CG : Il est vrai qu’il y a une incertitude scientifique résiduelle sur l’intensité des dommages climatiques causée par les rejets du carbone et il faudra encore quelques décennies pour l’évaluer de manière certaine Toutefois, ce n’est pas parce qu’il y a de l’incertitude qu’il faut s’empêcher d’agir, de prendre des décisions, surtout que nous vivons tous dans une forme d’incertitude, et que nous prenons quand même des décisions ! L’incertitude ne doit pas être une justification d’inaction, au contraire, il faut intégrer le risque dans nos décisions. Or, les financiers le font depuis des décennies, pourquoi ne le ferions-nous pas sur le changement climatique ?
Parmi les autres inefficiences des marchés financiers, peut-on mentionner leur caractère court-termiste ?
CG : Cette question doit être abordée d’une autre façon. Une entreprise peut être incitée à être potentiellement court-termiste, car le capital coûte cher sur les marchés financiers. Or, plus le coût de mobilisation du capital est élevé et plus l’entreprise cherchera à s’en extraire le plus rapidement possible pour ne pas pénaliser sa rentabilité. Dans ce cas-là, l’entreprise est poussée à être court-termiste. Le coût du capital représente ainsi la rentabilité exigée par les investisseurs, qui est une combinaison des taux d’intérêt auxquels l’entreprise emprunte et du taux de rendement des actions qu’elle a émises.
Pour voir si les marchés financiers poussent une entreprise à être court-termiste, il faut analyser, historiquement, les taux d’intérêt auxquels elle a emprunté. Ce sont ces taux qui détermineront ses choix d’investissement et ils s’apparentent à un taux d’actualisation déterminé par les marchés financiers. Au XXe siècle, les entreprises peu risquées, qui ont pu financer leur capital à un taux d’intérêt proche de celui des obligations d’État, ont, en fait, emprunté à des taux d’intérêt réels très faibles. Ils étaient même beaucoup plus faibles que ce qu’indiquaient les modèles de la finance classique autour des 4 %, alors que les taux d’intérêt réels aux États-Unis se situaient plutôt à 1 % et ils étaient même négatifs en France, en raison de la forte inflation.
En réalité, les marchés financiers ont été long-termistes avec ces entreprises peu risquées. Cela signifie que les ménages ont beaucoup épargné pour les financer, ce qui a alimenté la forte croissance du siècle dernier et notre bien-être actuel, alors qu’ils avaient un niveau de revenu 5 à 10 fois inférieur au nôtre. En revanche, pour les entreprises très risquées, qui ont investi dans les nouvelles technologies de l’époque et fait beaucoup de recherche et développement, les marchés financiers ont exigé des taux de rentabilité beaucoup plus élevés avec une forte prime de risque. Cela a contribué à inhiber leur prise de risque à long terme, ce qui n’est pas très bon pour la croissance et l’innovation.

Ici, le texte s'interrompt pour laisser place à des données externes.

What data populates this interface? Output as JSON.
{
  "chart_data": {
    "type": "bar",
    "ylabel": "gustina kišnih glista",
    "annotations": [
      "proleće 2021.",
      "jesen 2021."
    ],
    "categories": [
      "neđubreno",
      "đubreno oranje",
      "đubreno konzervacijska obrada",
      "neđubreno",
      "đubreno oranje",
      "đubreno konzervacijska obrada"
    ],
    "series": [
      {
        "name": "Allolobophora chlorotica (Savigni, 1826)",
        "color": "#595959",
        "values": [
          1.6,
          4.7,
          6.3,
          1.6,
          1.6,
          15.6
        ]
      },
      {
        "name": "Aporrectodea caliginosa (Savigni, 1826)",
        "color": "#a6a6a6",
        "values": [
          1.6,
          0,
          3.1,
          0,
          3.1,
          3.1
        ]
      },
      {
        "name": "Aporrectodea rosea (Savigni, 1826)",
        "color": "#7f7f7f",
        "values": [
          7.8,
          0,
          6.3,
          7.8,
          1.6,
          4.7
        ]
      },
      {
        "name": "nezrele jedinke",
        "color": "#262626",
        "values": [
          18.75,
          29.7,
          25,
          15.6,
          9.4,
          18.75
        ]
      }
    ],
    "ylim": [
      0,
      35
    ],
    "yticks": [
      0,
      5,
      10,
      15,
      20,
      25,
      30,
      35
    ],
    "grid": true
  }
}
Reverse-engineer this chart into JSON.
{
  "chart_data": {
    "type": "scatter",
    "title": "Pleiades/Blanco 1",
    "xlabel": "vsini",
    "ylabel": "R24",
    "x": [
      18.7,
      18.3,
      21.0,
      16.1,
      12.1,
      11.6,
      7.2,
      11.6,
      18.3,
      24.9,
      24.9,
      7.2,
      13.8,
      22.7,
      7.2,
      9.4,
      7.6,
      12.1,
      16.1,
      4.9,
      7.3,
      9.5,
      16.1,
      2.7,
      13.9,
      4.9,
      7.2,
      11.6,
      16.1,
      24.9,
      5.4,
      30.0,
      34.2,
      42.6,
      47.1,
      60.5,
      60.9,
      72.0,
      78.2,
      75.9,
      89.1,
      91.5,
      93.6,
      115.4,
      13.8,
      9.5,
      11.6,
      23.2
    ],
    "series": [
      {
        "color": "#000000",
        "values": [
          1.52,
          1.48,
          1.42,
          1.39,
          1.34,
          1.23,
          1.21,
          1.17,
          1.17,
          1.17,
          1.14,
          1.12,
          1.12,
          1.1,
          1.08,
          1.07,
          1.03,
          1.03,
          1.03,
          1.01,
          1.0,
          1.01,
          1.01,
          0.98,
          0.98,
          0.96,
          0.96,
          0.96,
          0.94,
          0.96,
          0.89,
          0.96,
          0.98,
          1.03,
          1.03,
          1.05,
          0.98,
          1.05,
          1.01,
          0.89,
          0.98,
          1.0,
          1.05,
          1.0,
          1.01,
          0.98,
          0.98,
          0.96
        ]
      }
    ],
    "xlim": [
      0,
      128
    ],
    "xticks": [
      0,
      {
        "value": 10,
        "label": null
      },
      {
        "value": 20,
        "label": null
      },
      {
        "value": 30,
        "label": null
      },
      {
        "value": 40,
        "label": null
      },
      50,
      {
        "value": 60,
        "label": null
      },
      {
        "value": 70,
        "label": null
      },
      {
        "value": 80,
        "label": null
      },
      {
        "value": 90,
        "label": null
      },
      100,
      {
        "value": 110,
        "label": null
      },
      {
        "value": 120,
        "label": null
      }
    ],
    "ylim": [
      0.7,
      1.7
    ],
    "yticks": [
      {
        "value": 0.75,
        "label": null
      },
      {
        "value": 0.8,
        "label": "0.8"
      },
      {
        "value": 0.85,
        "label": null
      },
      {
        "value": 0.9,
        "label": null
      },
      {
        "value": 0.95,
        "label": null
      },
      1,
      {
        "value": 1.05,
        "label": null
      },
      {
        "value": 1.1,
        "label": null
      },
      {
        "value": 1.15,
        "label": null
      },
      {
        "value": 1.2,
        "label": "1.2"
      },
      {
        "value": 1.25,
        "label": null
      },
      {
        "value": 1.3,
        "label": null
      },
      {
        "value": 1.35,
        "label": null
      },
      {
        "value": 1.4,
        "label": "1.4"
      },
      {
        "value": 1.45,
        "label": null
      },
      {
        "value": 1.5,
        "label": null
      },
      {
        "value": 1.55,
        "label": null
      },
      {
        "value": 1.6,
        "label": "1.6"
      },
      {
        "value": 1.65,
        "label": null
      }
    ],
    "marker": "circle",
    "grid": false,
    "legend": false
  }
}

Si les générations anciennes étaient long-termistes sur le plan de l’épargne, que peut-on dire de notre génération actuelle et des conséquences pour les générations futures ?
CG : Ce que la théorie de la finance moderne nous dit, c’est que les marchés financiers génèrent des taux d’intérêt qui sont trop faibles et des primes de risque qui sont trop élevées. En clair, les marchés financiers incitent trop les entrepreneurs à la prudence, alors que les ménages peuvent contrôler leurs risques dans de larges portefeuilles diversifiés.
Revenons-en à l’évaluation des investissements à long terme, dont les bénéfices sociaux nets futurs sont actualisés pour mesurer leur création de valeur pour la société. À combien devrait s’élever ce taux d’actualisation ?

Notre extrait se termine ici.